Anemia is a frequent complication of chemotherapy that can reduce quality of life as well as the anti-cancer efficacy of treatment.

Methods

Two prospective observational studies have investigated, in a real-life setting, the efficacy and safety of epoetin beta in treatment of chemotherapy-induced anemia. The FAST study (ML22733 [NCT01168349]) included patients in France receiving chemotherapy for solid tumors or hematologic malignancies for whom the treating physician had prescribed epoetin beta, with 24–28-week follow-up. The ML25362 study (NCT01716559) included patients in Hungary receiving chemotherapy for non-myeloid malignancies and presenting with symptomatic anemia, with 16-week follow-up.

Results

In the FAST study, 1055 patients were enrolled and 979 (528 [54%] female, mean age 65 years) were evaluable for efficacy, including 677 with solid tumors and 302 with hematologic malignancies. The starting dose of epoetin beta was 30,000 IU in >90% of patients. Mean hemoglobin (Hb) was 9.7 ± 0.9 g/dL at the start of treatment, rising to 11.5 ± 1.5 g/dL by week 24–28. In patients with solid tumors, mean Hb increased from 9.8 ± 0.8 g/dL to 11.3 ± 1.4 g/dL and in those with hematologic malignancies from 9.5 ± 1.1 g/dL to 11.8 ± 1.6 g/dL. The proportion of patients experiencing at least one physical sign of anemia reduced from 95% to 77% (solid tumors) and from 97% to 70% (hematologic malignancies) during the study, the proportion reporting fatigue decreasing from 91% to 68% (solid tumors) and 87% to 66% (hematologic malignancies). 186 patients (19%) received at least one red blood cell transfusion. Thromboembolic events were seen in 13 patients (1%) (5 deep vein thrombosis, 7 pulmonary embolism, 1 arterial thrombosis). In ML25362, 160 patients (87 [54%] female, mean age 63 years) were treated with a starting dose of 30,000 IU epoetin beta. Mean Hb increased from 9.1 ± 0.1 g/dL at baseline to 10.7 ± 0.2 g/dL at week 8 and 10.8 ± 0.2 g/dL at week 16. 38 patients (24%) received at least one red blood cell transfusion. In both studies, safety was consistent with the known profile of epoetin beta in this population.

Conclusions

The data from both studies confirm the efficacy and safety of epoetin beta in the treatment of chemotherapy-induced anemia in a real-world setting.

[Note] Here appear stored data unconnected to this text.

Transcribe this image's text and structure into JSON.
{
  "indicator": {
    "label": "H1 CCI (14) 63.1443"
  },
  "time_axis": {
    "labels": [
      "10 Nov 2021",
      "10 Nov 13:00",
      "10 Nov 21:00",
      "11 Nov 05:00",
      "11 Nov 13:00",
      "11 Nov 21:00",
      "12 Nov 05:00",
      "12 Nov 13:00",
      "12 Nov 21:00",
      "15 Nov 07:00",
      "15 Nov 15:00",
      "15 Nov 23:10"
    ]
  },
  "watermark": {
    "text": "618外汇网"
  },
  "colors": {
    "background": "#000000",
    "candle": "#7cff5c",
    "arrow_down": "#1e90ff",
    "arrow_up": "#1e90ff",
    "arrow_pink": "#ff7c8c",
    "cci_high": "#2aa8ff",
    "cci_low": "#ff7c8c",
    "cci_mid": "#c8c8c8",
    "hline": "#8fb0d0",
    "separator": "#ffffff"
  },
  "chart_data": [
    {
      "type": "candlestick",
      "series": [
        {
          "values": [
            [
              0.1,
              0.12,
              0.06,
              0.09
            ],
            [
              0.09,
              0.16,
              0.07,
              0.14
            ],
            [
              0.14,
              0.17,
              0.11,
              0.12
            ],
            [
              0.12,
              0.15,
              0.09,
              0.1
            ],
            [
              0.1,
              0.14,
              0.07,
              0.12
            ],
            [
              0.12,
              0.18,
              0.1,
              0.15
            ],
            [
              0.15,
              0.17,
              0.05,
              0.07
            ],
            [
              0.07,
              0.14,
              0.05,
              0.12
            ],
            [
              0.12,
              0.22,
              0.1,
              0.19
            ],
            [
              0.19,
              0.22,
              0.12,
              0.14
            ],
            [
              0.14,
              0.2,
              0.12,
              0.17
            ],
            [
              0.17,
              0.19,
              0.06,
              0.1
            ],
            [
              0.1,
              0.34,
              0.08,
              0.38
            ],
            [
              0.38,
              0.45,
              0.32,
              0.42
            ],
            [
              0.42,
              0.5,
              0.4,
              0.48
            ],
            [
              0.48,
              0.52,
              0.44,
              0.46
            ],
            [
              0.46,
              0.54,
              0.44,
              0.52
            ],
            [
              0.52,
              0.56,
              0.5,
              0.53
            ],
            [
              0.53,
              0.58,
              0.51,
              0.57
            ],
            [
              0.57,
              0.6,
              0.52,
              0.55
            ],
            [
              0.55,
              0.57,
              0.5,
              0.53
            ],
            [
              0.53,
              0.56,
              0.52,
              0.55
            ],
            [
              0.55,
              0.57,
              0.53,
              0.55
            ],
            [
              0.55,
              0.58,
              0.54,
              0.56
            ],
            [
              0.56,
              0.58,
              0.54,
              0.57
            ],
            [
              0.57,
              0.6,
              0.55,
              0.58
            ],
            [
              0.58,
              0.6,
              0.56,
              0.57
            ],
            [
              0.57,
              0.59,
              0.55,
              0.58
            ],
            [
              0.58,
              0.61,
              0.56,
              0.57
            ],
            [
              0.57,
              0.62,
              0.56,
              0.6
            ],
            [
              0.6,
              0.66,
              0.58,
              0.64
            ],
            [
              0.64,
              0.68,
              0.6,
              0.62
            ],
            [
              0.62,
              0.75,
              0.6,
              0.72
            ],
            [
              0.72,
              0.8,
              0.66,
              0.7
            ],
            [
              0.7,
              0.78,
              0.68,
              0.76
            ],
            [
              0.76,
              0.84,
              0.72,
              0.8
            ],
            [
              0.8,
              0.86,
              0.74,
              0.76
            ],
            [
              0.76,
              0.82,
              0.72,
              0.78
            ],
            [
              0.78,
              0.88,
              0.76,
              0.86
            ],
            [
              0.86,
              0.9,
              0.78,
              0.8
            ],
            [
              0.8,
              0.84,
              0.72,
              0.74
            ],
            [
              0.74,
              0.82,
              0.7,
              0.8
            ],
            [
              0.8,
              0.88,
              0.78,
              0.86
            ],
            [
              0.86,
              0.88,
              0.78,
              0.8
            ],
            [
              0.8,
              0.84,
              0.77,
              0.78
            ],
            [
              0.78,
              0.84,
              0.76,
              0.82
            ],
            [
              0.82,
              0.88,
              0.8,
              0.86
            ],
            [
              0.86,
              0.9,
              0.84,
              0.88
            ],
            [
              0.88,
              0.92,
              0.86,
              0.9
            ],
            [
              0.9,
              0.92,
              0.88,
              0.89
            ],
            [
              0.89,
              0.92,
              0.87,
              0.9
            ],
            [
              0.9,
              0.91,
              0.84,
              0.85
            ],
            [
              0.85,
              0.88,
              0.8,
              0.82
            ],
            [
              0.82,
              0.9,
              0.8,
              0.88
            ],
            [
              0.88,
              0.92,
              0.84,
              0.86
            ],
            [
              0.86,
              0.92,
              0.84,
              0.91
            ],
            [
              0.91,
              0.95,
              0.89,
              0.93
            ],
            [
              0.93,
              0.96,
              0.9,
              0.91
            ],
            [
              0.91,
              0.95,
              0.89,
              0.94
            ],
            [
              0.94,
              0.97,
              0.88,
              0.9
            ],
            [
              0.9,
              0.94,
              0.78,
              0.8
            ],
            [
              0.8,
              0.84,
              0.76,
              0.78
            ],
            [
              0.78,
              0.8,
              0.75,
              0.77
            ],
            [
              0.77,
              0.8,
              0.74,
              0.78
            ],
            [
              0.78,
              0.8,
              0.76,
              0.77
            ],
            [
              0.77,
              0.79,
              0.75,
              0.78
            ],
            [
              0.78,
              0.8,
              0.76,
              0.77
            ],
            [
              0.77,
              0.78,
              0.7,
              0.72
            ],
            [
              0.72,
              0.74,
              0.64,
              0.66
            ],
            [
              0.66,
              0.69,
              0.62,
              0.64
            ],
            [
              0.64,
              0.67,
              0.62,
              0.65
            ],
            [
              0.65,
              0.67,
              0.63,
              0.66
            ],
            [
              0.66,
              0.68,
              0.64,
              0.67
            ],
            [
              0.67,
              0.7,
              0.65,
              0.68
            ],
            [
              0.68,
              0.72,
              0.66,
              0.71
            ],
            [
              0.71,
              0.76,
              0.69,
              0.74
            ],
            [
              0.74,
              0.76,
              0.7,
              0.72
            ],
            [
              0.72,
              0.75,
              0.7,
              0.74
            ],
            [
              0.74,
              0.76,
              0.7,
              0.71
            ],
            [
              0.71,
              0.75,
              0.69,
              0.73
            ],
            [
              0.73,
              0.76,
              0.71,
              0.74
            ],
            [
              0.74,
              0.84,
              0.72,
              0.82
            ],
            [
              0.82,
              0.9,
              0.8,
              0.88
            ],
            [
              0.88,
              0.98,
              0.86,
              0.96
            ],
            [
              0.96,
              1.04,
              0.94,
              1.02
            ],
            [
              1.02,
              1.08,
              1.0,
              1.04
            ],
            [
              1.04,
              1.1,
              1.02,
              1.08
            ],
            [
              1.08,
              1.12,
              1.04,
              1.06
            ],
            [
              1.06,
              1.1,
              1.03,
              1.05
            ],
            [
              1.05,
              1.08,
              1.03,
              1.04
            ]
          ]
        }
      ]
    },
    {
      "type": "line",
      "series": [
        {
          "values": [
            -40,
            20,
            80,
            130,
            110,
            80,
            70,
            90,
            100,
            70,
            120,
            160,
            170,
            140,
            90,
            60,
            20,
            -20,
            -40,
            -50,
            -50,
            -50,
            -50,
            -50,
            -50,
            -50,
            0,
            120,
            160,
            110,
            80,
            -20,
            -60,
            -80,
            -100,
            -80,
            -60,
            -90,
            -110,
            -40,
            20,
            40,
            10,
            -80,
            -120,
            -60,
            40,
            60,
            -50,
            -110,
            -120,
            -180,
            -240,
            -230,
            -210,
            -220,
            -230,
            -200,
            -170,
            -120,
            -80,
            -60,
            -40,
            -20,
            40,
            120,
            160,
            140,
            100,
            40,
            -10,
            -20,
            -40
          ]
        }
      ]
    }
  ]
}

Clinical trial identification

NCT01168349, NCT01716559

Legal entity responsible for the study

Roche S.A.S.

Funding

F. Hoffmann-La Roche

Disclosure

J-P. Spano: Consultancy and Advisory Board membership for F. Hoffmann-La Roche. K. Pestel, D. Pau: Employed by Roche S.A.S. All other authors have declared no conflicts of interest.